Communicating with clarity and consistency can mean the difference between empowering champions within your organization or breeding doubt and suspicion through silence. Communicating as early as possible, and with frequency, has helped us to be focused and transparent with our teams.
Retired U.S. Army General Eric Shinseki famously said, “If you don’t like change, you’re going to like irrelevance even less.” The same could be said about collaboration. Those who don’t like collaborating will find themselves quickly sidelined.
In networked organizations like ours, it can be easy to default to protecting only the interests of your agency brand. That’s why we instituted a balanced scorecard whereby individual business units receive recognition and rewards for supporting business mobility and staff mobility among sister agencies. We fundamentally believe that when one Publicis Health business succeeds, we all do.
Collaboration requires trust and a leap of faith, but it’s essential to leading organizations through change. The reality is that when organizations go on a journey of change, not everyone will complete the journey, and that’s okay.
People don’t work for companies; people work for people. Which is why consistently demonstrating commitment is critical to ensure that teams understand what’s at stake and know what they are collectively working toward. Commitment requires bravery and focus, and sometimes, decisive actions can be disruptive during times of change. But when leaders show their commitment—to people, to ideas, to work—the ownership of change can be had by everyone.
There is no more powerful tool for a leader than role-modeling the behavior they seek from others. Facing change yourself gives the organization the best chance to face it, too.
Opportunities abound in periods of change. Although it’s always easiest to clearly see those opportunities in retrospect, if you remain adaptable and approach change with an open mind and an open heart, it’s easier to uncover many of the opportunities that may be hidden to those closed to looking out and ahead. Attitude does determine altitude, especially when change abounds!
7 Tips to Navigate a Changing Organization and Showcase Leadership Capabilities
Change is never easy, but with a focused approach and direction, managers can help to steady the ship from the inside out. Leading from the top down is the most important, but what shouldn’t be overlooked: How managers at all levels can embody change and exemplify leadership.
1. Create the Message
A one-size-fits-all approach no longer works for every organization. Define what works and how it is going to address the bottom line and future health of the company. Internal stakeholders are your first line of defense and change always starts from within, so allocate appropriate resources.
2. Make a Plan
Develop an overall communications plan that is ongoing throughout the life of the project and can be adapted quickly to keep the organization in the moment and ahead of the game.
3. Adapt as Needed
Organizational change is a big process and it is important to remember that you may have to adapt along the way, whether it be continuing to innovate, staffing, or technological advancements. Don’t be afraid to step back and reassess as needed.
4. Support the Change
Support comes from the top, and every activity must be supported through this lens. Additionally, new initiatives should ladder up to the change.

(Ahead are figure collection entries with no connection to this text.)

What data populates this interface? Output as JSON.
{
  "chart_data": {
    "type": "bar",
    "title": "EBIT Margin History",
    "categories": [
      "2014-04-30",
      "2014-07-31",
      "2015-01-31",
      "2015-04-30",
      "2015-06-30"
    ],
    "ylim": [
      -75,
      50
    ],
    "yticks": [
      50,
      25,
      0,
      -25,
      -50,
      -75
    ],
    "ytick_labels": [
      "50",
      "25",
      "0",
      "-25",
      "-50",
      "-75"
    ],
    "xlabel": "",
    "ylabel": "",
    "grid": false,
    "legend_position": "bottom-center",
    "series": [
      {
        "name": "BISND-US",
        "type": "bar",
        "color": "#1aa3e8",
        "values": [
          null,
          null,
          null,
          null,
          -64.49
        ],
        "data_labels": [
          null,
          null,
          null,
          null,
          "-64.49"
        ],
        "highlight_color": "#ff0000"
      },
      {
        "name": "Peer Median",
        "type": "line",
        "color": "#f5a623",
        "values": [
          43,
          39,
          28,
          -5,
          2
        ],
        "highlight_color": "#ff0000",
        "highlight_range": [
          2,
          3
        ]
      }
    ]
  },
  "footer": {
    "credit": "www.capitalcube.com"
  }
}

5. Communicate Early and Often
Create a consistent message regarding workplace change according to what is in it for the business as well as for workers. Maintain fluid communication that is open, honest, and respectful.
6. Demonstrate Commitment
Change can be difficult to implement—and carrying it out is not an easy task. But if you immerse yourself in the commitment to change it, and live true to it, your attitude will be infectious.
7. Measure Results
Measurable results are incredibly important and provide key pieces of feedback. They allow you to reevaluate and course correct as needed.